Our initial findings
One intriguing discovery has been the explicit manner in which current geopolitical issues are considered by actors to affect their abilities to achieve targets. For example, Ukraine’s target explicitly states that it will be more difficult to make significant emissions reductions, due to the need for construction of greater fortifications along the Russian border. For Lebanon, on the other hand, reductions will be more difficult due to its population having increased 30% as a result of Syrian refugees. These findings highlight the importance of political stability in order to deal with climate change effectively.
Regarding the DNA, not all of the 163 INDCs have yet been coded. As such, the following network demonstrates just part of the initial findings of the STSM. The image below groups the actors according to the nature of their greenhouse gas mitigation targets.
This finding is of significant interest, for a variety of reasons. Firstly, the network provides an effective means of disambiguating the different types of emissions reductions targets submitted via the INDCs, and codifying them. Secondly, the network demonstrates the types of actors most likely to submit certain types of targets. For example, as shown in the group at the top of the image, labelled ‘Absolute reduction on baseline year’, developed states, such as the European Union, USA, Switzerland and Japan, were willing to submit absolute emissions reductions goals, which would be based on a baseline year, commonly 1990, 2005, or 2010. Interestingly, certain developing states, such as Zambia, Eritrea, and the Dominican Republic were also willing to submit their targets in such an apparently ambitious manner. Thirdly, it can be seen that certain states, which had little responsibility for causing climate change, namely Swaziland, Cabo Verde and Guinea Bissau, submitted INDCs, but did not include emissions reductions targets within these. Fourthly, it is important to note that some states submitted targets which were predicated upon future, as yet uncertain, Business As Usual scenarios, which based around predicted, future emissions, rather than current levels. As such, these targets seek to reduce emissions compared to a potentially overly-optimistic economic growth trajectory. Finally, we can also see that certain states expressed their goals in more than one way. Ethiopia, for example, submitted both a goal that was based on an explicit baseline year, and one that related to a future, Business As Usual scenario.

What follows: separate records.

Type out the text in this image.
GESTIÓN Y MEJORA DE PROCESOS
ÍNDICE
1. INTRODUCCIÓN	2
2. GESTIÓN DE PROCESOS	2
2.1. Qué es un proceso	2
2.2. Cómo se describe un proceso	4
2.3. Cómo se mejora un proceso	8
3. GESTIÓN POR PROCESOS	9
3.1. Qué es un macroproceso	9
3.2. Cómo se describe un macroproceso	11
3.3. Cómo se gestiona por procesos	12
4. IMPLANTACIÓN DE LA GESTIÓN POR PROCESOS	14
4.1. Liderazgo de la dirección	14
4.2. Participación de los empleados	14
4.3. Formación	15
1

In addition to coding the types of emissions reductions target, we also analysed the INDCs according to a range of other features, such as the types of gases covered, the sectors included, and whether the target included an adaptation component. These different variables demonstrate the acute diversity of the targets. Moreover, the coding of these variables provides a means of looking beyond just the emissions reduction target, which traditionally dominates interpretations of the ambitiousness of climate targets.
Crucially, our initial findings show that new patterns are emerging, in which actors are sharing positions on issues which previously had been impossible to analyse, and which go beyond the traditional Party Groupings. Moreover, our analysis provides a more nuanced means of understanding the different types of targets submitted to the UNFCCC before the conference began.

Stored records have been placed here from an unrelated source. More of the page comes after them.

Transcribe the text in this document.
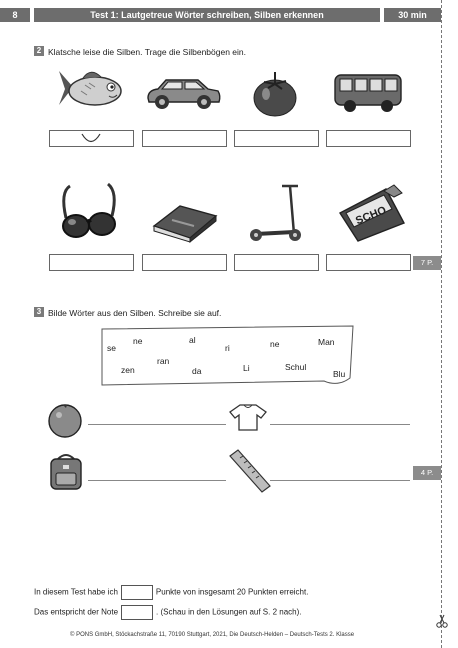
8	Test 1: Lautgetreue Wörter schreiben, Silben erkennen	30 min
2 Klatsche leise die Silben. Trage die Silbenbögen ein.
SCHO
7 P.
3 Bilde Wörter aus den Silben. Schreibe sie auf.
se
ne	al
ri	ne	Man
ran
zen	da	Li	Schul
Blu
4 P.
In diesem Test habe ich	Punkte von insgesamt 20 Punkten erreicht.
Das entspricht der Note	. (Schau in den Lösungen auf S. 2 nach).
© PONS GmbH, Stöckachstraße 11, 70190 Stuttgart, 2021, Die Deutsch-Helden – Deutsch-Tests 2. Klasse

The finished article will be presented at the INOGOV-funded workshop, ‘Pioneers and Leader in Polycentric Climate Governance’, taking place at the University of Hull, in September 2016. The article will either go forward as part of a special issue resulting from the project, or will be submitted to a journal separately in the autumn. We look forward to sharing our finished work with you.

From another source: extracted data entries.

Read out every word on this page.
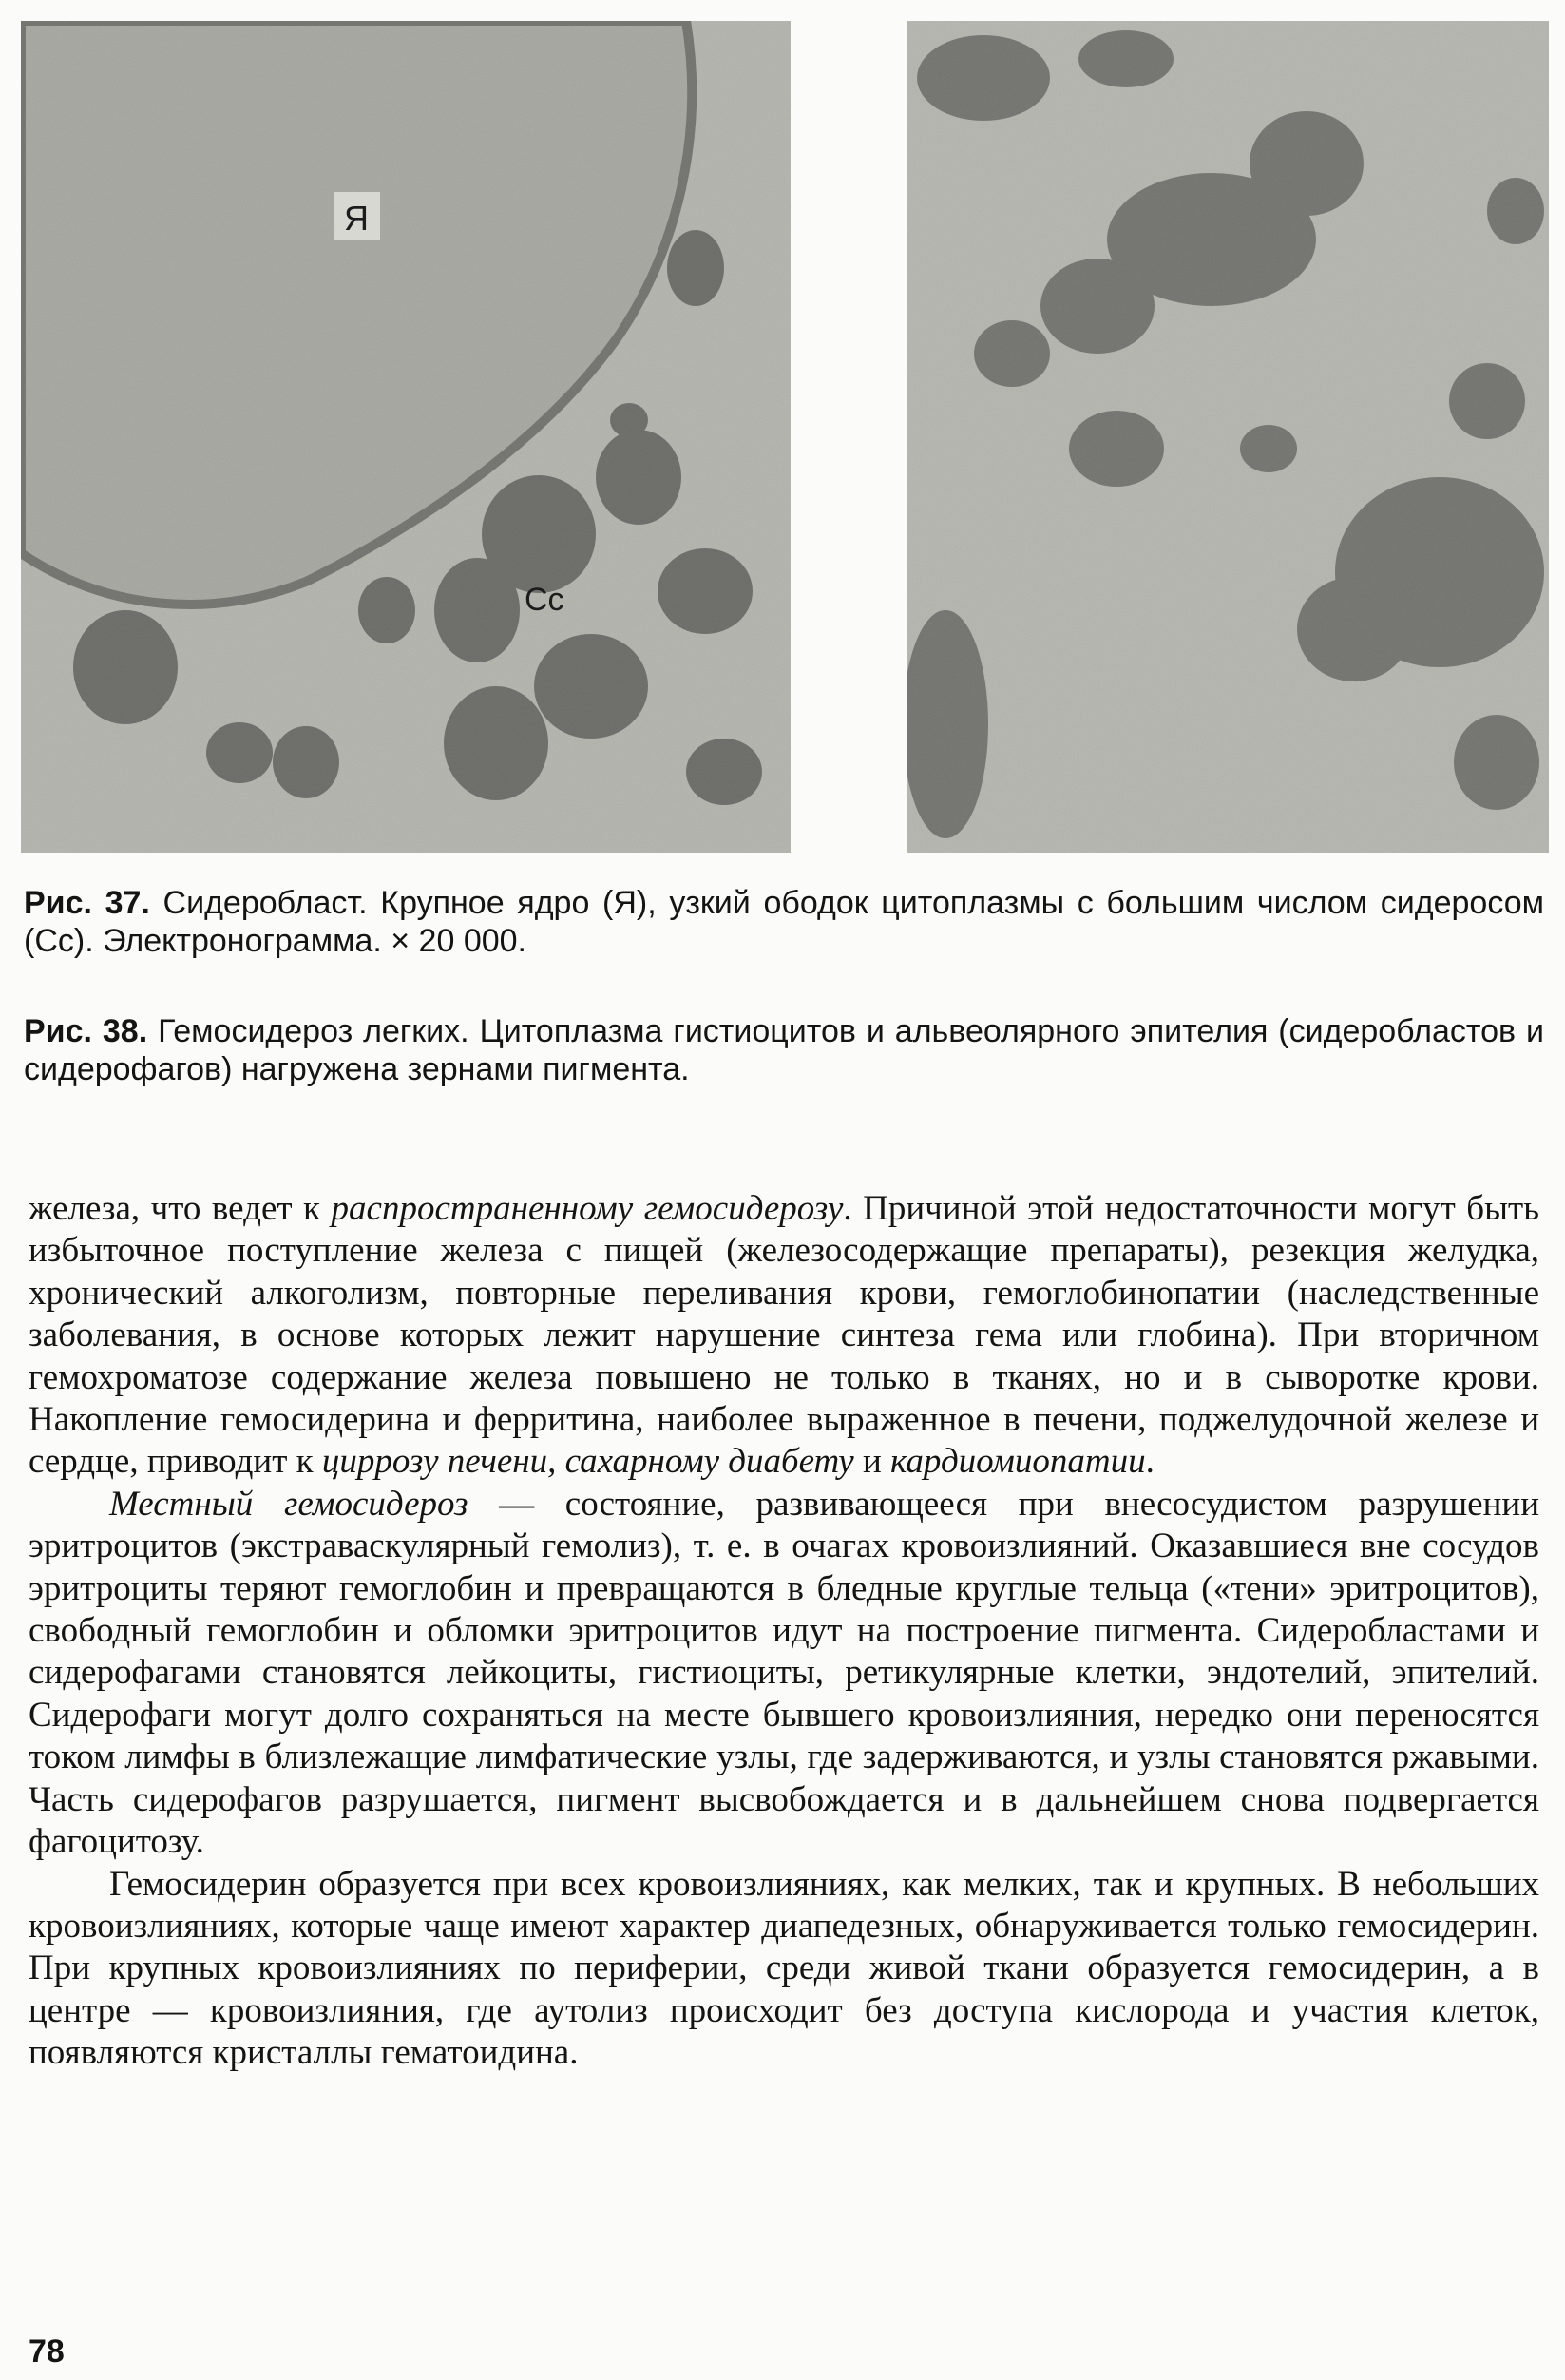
Я
Сс
Рис. 37. Сидеробласт. Крупное ядро (Я), узкий ободок цитоплазмы с большим числом сидеросом (Сс). Электронограмма. × 20 000.
Рис. 38. Гемосидероз легких. Цитоплазма гистиоцитов и альвеолярного эпителия (сидеробластов и сидерофагов) нагружена зернами пигмента.

железа, что ведет к распространенному гемосидерозу. Причиной этой недостаточности могут быть избыточное поступление железа с пищей (железосодержащие препараты), резекция желудка, хронический алкоголизм, повторные переливания крови, гемоглобинопатии (наследственные заболевания, в основе которых лежит нарушение синтеза гема или глобина). При вторичном гемохроматозе содержание железа повышено не только в тканях, но и в сыворотке крови. Накопление гемосидерина и ферритина, наиболее выраженное в печени, поджелудочной железе и сердце, приводит к циррозу печени, сахарному диабету и кардиомиопатии.

Местный гемосидероз — состояние, развивающееся при внесосудистом разрушении эритроцитов (экстраваскулярный гемолиз), т. е. в очагах кровоизлияний. Оказавшиеся вне сосудов эритроциты теряют гемоглобин и превращаются в бледные круглые тельца («тени» эритроцитов), свободный гемоглобин и обломки эритроцитов идут на построение пигмента. Сидеробластами и сидерофагами становятся лейкоциты, гистиоциты, ретикулярные клетки, эндотелий, эпителий. Сидерофаги могут долго сохраняться на месте бывшего кровоизлияния, нередко они переносятся током лимфы в близлежащие лимфатические узлы, где задерживаются, и узлы становятся ржавыми. Часть сидерофагов разрушается, пигмент высвобождается и в дальнейшем снова подвергается фагоцитозу.

Гемосидерин образуется при всех кровоизлияниях, как мелких, так и крупных. В небольших кровоизлияниях, которые чаще имеют характер диапедезных, обнаруживается только гемосидерин. При крупных кровоизлияниях по периферии, среди живой ткани образуется гемосидерин, а в центре — кровоизлияния, где аутолиз происходит без доступа кислорода и участия клеток, появляются кристаллы гематоидина.

78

This blog reports work completed during my Short Term Scientific Mission (STSM), funded by INOGOV, in which I visited Prof. Dr. Jale Tosun and Nicole Schmidt at Heidelberg University, for five weeks. Alongside my own Principal Investigator, Dr. Charlotte Burns from the University of York, our four-person team sought to analyse and map the ways that actors shared common – and different – stances at the recent Paris climate conference, which took place in December 2015.